The Corner

Elections

You’d Boo, Too

Republican presidential candidate and former president Donald Trump reacts to hecklers as he leaves the stage after addressing the Libertarian Party’s national convention in Washington, D.C., May 25, 2024. (Brian Snyder/Reuters)

“The Libertarian Party should nominate Trump for president of the United States,” Trump said in an address to the Libertarian National Convention over the weekend. The exhortation was met with a resounding chorus of boos and jeers. “What?” the former president asked, reeling from the hostile reception. “Only if you want to win,” he steadied himself. “Maybe you don’t want to win.”

When it comes to the Libertarian Party, that’s not an assumption that can be summarily ruled out. But nor is it especially remarkable to see a group of committed ideologues beholden to the promotion of laissez-faire economics at home and nonintervention abroad look askance at the former Republican president, particularly given his explicit disdain for the virtues of small government.

Nor should the reaction to Trump surprise anyone given the way in which he solicited libertarians’ support. Trump insisted that he was himself a “libertarian without even trying to be one.” Why? Because “in the last year, I’ve been indicted by the government on 91 different things, so, if I wasn’t a libertarian before, I sure as hell am one now.”

For libertarians who come to their free-market maximalism and civil libertarianism by way of an intellectual exercise, Trump’s shallow profession of fealty to the libertarian movement comes off as remarkably flip. His conversion narrative begins and ends with a self-pitying reflection on his own circumstances. It culminates in the stereotype that libertarians are thoughtlessly soft on crime. By the end of his solicitation, Trump appears to lose even the few convention attendees who initially cheered his appearance.

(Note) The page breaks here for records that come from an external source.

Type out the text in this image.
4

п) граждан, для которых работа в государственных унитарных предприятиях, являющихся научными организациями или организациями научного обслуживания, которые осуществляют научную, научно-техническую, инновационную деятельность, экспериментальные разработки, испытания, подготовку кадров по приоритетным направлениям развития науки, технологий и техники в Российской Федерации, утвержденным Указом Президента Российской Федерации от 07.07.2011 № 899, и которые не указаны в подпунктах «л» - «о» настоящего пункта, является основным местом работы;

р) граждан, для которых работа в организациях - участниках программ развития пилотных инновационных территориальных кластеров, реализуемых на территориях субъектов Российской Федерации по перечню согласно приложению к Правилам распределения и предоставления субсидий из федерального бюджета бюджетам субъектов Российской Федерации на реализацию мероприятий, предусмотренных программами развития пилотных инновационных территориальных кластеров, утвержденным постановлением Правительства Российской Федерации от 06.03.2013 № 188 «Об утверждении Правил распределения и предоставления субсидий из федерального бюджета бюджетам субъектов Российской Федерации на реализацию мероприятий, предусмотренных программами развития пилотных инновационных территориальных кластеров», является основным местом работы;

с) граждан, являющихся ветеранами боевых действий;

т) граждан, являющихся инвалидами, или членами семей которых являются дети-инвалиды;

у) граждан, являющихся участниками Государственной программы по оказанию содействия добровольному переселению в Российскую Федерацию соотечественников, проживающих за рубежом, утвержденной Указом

Trump seemed embittered by his reception. “Keep getting your 3 percent every four years,” he closed dismissively. The animosity is clearly mutual.

In recent weeks, Trump and his campaign have received deserved plaudits for making the most of the former president’s legal obligations by cleverly holding impromptu campaign events in New York City’s diverse boroughs. Even if no one expects Trump to carry the Bronx in November, making a show of his appeal to voters outside the Republican base is still valuable. Not only can that approach yield dividends by peeling off Democratic voters on the margins, it also hijacks the news cycle. The Biden campaign seems incapable of doing anything interesting, and Trump has filled the void left by the president’s comatose reelection effort.

But there are risks in that strategy as well as rewards. As the former president’s appearance before the Libertarian Convention demonstrates, there’s little value in appealing to voters outside the base if the candidate cannot conceal his contempt for them.